Top Eight Reasons Why We Love Mame
1. The Jubilant Jerry Herman Score
It is equal parts bubbly champagne and dry martini. The melodies are fizzy while the lyrics are witty and occasionally acerbic. Songs like "It's Today" and "Open a New Window" put the pep in our step while ditties like "Bosom Buddies" and "Gooch's Song" are brimming with smart and sassy humor.
2. Vera Charles
Has there ever been a better comedic supporting role than the vitriolic, alcoholic actress Vera Charles? Many of us delight in the memory of Bea Arthur's delivery as Vera (or our imagined memory) of such lines as "I have an astronomical discovery for you: the man in the moon is a bitch." She's zany, sarcastic and has memorable one-liners.
3. A Great Motto
"Life is a banquet and most poor sons-of-bitches are starving to death" is the title character's motto. She gives everyone permission to let go of their reservations and embrace life. Don't we all want to be liberated like this? Aren't we just a little jealous of Little Patrick when he is given permission to pull his chair up to said banquet and feast?
4. The Period Clothes
Mame spans several years from the 1920s to the 1930s, and both decades had some pretty amazing clothes. Mame Dennis is wealthy (and so are her friends) so we get to see the best of the best: shiny gold pajamas, turbans, elegant coats and hats, tiny little flapper dresses, riding outfits, and southern belle finery. Mame may be the one musical where the entire costume plot is iconic.
5. Agnes Gooch
Patrick Dennis has a nanny in the form of the dowdy Irish Catholic Agnes Gooch. She's awkward, kind of a nerd, but we love her for both her devotion to the boy and to Auntie Mame herself. Her big second act number "Gooch's Song", an hysterical monologue of the travails of an unwed pregnant woman, makes her all the more vulnerable and lovable.

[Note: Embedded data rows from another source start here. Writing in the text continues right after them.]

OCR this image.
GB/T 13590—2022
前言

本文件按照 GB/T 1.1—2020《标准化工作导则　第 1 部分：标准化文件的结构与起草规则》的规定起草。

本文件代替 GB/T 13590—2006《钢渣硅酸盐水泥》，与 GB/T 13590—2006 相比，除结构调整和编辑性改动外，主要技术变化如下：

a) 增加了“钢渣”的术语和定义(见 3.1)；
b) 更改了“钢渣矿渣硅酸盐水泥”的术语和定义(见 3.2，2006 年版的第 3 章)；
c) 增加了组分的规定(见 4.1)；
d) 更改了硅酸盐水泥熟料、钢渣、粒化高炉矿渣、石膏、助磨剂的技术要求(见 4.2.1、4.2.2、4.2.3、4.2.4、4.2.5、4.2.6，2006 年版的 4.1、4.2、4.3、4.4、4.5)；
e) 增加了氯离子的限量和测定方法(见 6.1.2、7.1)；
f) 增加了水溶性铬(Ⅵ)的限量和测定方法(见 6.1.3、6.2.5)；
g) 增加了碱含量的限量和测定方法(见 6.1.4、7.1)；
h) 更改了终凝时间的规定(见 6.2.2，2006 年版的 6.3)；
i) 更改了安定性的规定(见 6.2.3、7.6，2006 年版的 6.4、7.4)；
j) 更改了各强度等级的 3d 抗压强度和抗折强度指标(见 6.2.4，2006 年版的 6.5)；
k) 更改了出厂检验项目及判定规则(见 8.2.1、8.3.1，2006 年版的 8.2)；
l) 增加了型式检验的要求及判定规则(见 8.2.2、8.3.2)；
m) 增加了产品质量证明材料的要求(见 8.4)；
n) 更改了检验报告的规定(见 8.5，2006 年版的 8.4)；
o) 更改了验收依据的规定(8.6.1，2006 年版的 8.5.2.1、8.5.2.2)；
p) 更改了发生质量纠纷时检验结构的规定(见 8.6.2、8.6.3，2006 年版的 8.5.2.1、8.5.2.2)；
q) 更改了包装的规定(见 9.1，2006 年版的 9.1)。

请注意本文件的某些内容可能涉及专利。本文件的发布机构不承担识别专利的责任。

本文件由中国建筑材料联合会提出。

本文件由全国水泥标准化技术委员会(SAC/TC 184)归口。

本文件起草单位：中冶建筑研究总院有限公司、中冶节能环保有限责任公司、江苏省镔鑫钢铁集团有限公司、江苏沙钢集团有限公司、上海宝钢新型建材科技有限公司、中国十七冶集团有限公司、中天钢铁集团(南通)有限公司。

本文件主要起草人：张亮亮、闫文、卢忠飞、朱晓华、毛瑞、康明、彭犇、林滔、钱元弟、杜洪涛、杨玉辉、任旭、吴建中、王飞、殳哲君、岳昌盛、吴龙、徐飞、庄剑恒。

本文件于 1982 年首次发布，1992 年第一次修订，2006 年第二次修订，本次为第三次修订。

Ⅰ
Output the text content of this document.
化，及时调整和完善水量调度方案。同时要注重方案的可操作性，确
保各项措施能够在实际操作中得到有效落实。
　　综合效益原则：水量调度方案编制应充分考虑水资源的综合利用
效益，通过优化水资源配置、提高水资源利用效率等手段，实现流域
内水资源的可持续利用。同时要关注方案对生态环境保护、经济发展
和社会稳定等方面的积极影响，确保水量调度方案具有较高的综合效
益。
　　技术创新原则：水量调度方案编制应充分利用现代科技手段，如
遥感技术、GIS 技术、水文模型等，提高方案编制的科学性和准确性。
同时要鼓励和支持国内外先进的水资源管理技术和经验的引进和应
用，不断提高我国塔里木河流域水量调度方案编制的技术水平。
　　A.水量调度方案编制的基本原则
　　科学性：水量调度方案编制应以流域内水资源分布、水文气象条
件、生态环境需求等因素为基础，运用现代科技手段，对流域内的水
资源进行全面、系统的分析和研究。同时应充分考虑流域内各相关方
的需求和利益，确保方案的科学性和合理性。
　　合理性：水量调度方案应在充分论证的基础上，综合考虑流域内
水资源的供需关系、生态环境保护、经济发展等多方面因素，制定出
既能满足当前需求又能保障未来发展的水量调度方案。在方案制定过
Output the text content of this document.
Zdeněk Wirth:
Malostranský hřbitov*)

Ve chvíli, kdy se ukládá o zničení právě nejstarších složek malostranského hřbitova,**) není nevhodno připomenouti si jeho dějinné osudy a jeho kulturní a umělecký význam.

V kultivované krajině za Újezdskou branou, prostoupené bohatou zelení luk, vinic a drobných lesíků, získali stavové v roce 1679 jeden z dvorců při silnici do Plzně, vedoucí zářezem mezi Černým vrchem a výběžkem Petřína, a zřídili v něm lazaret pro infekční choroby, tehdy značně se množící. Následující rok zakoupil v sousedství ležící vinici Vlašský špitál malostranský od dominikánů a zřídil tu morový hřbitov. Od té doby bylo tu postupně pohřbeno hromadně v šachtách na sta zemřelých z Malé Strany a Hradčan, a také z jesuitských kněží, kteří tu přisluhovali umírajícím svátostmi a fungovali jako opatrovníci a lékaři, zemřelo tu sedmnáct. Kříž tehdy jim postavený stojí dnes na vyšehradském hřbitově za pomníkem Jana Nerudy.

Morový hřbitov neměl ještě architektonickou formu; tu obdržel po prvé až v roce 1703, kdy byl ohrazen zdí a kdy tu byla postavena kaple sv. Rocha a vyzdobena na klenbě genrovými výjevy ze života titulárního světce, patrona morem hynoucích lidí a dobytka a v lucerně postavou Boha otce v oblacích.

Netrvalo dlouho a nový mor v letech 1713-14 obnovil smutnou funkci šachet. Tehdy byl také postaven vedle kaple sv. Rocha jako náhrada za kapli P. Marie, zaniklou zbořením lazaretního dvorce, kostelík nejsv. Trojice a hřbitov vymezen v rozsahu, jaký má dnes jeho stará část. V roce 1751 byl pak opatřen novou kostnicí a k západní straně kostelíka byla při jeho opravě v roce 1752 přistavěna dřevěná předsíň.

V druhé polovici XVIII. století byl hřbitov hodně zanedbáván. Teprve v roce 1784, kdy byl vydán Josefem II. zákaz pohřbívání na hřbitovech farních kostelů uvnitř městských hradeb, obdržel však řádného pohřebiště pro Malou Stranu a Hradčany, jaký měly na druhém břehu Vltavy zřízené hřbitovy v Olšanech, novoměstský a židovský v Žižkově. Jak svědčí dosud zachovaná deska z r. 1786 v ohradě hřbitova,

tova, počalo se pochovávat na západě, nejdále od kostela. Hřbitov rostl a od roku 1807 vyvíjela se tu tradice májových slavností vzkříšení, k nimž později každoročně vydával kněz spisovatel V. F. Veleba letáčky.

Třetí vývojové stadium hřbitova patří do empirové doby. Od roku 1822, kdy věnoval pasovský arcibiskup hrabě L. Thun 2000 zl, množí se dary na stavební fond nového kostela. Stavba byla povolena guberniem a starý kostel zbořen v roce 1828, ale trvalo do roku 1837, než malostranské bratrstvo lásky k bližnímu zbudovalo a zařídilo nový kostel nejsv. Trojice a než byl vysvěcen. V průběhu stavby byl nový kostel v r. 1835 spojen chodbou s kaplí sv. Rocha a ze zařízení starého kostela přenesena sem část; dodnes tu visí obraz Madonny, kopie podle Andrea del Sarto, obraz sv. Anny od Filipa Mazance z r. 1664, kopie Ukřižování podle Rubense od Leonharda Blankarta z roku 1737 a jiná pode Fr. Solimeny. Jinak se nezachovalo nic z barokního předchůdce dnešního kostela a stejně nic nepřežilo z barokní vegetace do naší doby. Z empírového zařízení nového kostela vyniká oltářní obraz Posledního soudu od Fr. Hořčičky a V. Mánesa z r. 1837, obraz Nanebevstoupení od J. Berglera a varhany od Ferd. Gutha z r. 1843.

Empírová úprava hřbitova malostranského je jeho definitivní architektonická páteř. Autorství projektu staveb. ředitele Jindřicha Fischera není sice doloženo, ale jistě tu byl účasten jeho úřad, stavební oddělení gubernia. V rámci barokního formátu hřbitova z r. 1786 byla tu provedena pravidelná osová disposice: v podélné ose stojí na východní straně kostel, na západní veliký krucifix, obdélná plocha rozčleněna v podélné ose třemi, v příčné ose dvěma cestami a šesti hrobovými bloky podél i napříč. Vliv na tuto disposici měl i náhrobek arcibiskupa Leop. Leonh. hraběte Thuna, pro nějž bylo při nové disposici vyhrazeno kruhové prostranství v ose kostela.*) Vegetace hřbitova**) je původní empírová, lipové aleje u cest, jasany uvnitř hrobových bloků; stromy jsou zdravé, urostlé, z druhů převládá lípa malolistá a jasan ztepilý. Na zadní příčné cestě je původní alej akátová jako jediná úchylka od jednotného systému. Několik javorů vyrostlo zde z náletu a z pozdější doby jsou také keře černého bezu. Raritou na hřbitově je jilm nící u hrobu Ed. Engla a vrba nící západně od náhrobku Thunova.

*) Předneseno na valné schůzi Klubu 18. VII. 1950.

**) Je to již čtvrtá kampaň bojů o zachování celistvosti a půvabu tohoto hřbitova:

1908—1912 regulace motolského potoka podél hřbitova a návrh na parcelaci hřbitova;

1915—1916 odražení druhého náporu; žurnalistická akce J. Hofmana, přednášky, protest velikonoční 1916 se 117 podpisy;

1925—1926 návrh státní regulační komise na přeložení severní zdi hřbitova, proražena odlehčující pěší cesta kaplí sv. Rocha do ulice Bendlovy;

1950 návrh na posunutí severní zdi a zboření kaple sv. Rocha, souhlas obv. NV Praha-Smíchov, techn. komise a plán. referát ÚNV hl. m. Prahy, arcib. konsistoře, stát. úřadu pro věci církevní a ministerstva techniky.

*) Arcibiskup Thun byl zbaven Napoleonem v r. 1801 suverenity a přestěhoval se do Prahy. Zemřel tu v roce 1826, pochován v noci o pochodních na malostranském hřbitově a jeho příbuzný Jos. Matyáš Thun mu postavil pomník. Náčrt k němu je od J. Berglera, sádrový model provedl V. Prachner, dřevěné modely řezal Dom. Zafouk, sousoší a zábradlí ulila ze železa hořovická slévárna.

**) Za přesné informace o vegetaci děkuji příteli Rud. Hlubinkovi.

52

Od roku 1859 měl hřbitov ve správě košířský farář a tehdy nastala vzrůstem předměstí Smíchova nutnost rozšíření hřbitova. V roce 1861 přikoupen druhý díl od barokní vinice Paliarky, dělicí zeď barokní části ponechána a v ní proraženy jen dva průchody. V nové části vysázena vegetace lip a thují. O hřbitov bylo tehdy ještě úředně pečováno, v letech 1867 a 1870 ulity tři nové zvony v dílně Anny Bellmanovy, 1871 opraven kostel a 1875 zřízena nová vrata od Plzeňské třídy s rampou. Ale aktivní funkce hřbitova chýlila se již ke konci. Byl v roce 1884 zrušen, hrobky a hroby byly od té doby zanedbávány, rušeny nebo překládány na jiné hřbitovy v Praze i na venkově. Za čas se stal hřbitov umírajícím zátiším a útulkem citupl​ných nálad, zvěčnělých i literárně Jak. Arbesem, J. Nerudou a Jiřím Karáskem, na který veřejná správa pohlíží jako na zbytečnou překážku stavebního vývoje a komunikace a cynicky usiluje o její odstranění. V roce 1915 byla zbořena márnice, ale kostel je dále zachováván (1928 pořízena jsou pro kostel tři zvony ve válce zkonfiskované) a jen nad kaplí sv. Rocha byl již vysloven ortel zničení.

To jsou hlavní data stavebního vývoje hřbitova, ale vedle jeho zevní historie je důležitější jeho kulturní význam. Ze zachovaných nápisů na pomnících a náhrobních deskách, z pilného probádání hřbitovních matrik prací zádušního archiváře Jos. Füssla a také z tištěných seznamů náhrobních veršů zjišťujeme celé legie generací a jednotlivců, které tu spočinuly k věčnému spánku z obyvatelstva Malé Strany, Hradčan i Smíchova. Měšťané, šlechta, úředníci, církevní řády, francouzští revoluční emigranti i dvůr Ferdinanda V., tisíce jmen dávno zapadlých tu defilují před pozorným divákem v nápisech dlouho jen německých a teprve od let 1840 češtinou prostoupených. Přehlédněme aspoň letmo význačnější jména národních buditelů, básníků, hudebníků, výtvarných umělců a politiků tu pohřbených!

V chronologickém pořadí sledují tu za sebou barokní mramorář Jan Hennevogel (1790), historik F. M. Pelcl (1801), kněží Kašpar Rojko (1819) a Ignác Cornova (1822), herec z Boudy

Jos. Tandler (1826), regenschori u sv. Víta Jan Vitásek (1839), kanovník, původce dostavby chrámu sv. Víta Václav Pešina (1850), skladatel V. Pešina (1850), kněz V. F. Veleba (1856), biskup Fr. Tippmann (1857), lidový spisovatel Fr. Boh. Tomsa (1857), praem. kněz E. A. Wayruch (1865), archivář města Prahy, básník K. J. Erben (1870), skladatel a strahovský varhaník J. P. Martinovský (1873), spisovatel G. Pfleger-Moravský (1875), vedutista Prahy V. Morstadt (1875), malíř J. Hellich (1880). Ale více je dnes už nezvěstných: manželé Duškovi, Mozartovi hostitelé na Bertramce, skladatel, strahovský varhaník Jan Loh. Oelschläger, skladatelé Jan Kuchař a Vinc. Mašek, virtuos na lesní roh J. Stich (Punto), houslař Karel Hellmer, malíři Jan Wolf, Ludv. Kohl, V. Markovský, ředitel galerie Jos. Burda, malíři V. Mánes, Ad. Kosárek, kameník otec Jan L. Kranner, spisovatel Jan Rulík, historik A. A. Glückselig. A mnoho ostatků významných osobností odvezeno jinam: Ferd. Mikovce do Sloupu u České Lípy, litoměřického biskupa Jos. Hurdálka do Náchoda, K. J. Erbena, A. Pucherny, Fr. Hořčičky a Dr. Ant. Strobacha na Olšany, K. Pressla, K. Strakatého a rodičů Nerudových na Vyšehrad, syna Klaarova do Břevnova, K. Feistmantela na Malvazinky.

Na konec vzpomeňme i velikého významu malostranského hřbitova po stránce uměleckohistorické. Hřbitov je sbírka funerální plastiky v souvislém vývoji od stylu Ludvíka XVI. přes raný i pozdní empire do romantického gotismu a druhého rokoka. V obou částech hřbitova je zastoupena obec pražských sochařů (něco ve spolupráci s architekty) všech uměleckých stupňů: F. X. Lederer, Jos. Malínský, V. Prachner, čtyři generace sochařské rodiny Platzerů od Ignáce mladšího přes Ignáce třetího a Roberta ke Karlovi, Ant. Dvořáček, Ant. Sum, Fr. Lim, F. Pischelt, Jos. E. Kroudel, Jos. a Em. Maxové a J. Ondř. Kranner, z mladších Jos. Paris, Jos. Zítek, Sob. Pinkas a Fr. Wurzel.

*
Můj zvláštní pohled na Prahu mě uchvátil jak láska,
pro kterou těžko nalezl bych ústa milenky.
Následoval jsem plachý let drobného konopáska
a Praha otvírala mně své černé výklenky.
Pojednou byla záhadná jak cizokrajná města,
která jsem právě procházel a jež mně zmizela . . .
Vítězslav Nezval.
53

6. The One-liners and Humor
No other musical has so many great one-liners. In fact, Mame is so packed to the hilt with laughs that it is a built-in part of the show's energy build. Laugh leads to bigger laugh until the show's climax when Mame unleashes her biggest whammy upon Patrick's fiancées snobby family: her plan to build a home for unwed mothers next door to their conservative, Connecticut home. Jerome Lawrence and Robert E. Lee had adapted the Patrick Dennis novel for the stage and streamlined it beautifully for the musical stage.
Mame is all things wonderfully cliche about Broadway musicals: a song and dance extravaganza with a larger than life leading lady and breezy chorus numbers. These ingredients recall a period in musical theatre where pure joy onstage was celebrated and regularly a part of the landscape. Many of us feel a bit nostalgic for this kind of musical.
8. Mame Herself
Mame is a vivacious woman with a thirst for adventure and an indomitable spirit. Nothing keeps her down. A character of such epic proportions is perfect fodder for dream casting speculation. We love to envision our favorite divas, past and present, in this role. Who do you think would be the perfect Mame if we were casting a revival today?